I googled around but cannot find the regex expression that will safely leave all XMI that EA needs safely untouched, but take out all the junk characters from notes and tagged values.  I tried several expressions but they either leave several junk characters in or they destroy some of the tabs and line feeds that were legitimate.  Example (hope this displays correctly):
Quote
  –  â
and many more

If anyone can provide to me I would be very grateful!  Thanks!!

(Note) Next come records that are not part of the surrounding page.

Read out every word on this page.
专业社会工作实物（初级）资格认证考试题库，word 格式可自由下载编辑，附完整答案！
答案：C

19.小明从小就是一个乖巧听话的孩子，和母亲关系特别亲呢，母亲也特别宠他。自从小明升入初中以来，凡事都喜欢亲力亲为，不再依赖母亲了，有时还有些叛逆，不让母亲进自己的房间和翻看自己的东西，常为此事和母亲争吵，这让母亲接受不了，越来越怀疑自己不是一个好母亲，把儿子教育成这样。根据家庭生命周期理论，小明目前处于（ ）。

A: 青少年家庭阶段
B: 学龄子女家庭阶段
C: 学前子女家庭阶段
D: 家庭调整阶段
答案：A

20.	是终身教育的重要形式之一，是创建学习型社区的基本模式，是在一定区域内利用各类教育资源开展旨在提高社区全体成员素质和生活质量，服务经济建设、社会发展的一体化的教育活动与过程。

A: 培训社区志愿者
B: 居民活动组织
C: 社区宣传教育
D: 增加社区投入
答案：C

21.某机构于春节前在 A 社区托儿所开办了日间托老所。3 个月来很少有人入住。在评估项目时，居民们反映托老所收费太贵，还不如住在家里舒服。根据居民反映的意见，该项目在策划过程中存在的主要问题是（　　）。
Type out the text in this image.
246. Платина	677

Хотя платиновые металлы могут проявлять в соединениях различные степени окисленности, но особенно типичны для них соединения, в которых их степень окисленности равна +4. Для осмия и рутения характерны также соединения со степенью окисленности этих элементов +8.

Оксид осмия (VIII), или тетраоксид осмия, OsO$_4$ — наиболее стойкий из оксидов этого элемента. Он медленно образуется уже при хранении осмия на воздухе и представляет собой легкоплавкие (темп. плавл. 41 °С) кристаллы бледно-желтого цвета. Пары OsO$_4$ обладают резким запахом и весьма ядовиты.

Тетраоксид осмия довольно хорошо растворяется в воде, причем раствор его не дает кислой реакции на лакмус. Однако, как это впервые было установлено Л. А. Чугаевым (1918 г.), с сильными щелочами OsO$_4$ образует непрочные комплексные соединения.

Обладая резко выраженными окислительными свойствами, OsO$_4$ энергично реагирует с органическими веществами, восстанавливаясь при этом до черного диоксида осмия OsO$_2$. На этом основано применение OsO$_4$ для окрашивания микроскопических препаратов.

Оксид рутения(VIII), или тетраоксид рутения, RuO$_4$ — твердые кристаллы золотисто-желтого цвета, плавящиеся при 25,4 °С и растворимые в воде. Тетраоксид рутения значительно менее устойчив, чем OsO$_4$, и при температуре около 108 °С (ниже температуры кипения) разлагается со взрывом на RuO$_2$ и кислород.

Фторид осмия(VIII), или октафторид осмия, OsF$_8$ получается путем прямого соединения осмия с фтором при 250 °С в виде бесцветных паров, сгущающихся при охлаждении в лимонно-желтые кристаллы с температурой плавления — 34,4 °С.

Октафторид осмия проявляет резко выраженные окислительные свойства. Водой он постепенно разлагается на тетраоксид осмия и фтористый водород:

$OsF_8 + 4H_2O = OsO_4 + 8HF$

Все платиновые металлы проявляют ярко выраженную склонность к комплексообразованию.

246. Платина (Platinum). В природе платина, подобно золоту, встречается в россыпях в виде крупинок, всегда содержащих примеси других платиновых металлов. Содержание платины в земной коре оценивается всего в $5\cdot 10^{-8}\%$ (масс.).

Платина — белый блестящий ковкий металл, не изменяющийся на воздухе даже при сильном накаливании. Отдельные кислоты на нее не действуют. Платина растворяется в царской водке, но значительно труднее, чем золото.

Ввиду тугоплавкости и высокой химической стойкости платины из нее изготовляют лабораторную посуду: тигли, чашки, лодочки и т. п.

p.s. Google also brought up an approach to use unix tr command as: tr -cd '\11\12\15\40-\176' < file-with-binary-chars > clean-file.  Anyone has an idea if this would be a better strategy?
« Last Edit: November 10, 2017, 03:10:28 am by Richard Freggi »

Geert Bellekens

  • EA Guru
  • *****
  • Posts: 7671
  • Karma: +156/-21
  • Make EA work for YOU!
    • View Profile
    • Enterprise Architect Consultant and Value Added Reseller
Re: Help! Need regex expression to clean my XMI file of nonprinting characters
« Reply #1 on: November 10, 2017, 04:22:09 am »
I don't think this is the best place to search for regex help.
Have you tried StackOverflow?

Geert

Geert Bellekens

  • EA Guru
  • *****
  • Posts: 7671
  • Karma: +156/-21
  • Make EA work for YOU!
    • View Profile
    • Enterprise Architect Consultant and Value Added Reseller
Re: Help! Need regex expression to clean my XMI file of nonprinting characters
« Reply #2 on: November 10, 2017, 03:14:30 pm »
There nothing you can do on the CSV export part. The implementation in EA is flawed and doesn't deal well with newlines.
What I did in similar circumstances was write a script that exported content right into Excel.

Geert

Richard Freggi

  • EA User
  • **
  • Posts: 37
  • Karma: +1/-1
    • View Profile
Re: Help! Need regex expression to clean my XMI file of nonprinting characters
« Reply #3 on: November 11, 2017, 02:47:03 am »
Geert - thanks.  Spent another few hours today trying to clean and making progress with the regex to get rid of junk.  I'll post when I have something that works reliably.
I still have problems with CSV export handling of new lines in 'Memo' fields, I guess it's an intrinsic limitation of the tool as you say, thanks for pointing it out. 

I'll study up on SQL queries when I have time - should be better than the CSV export utility.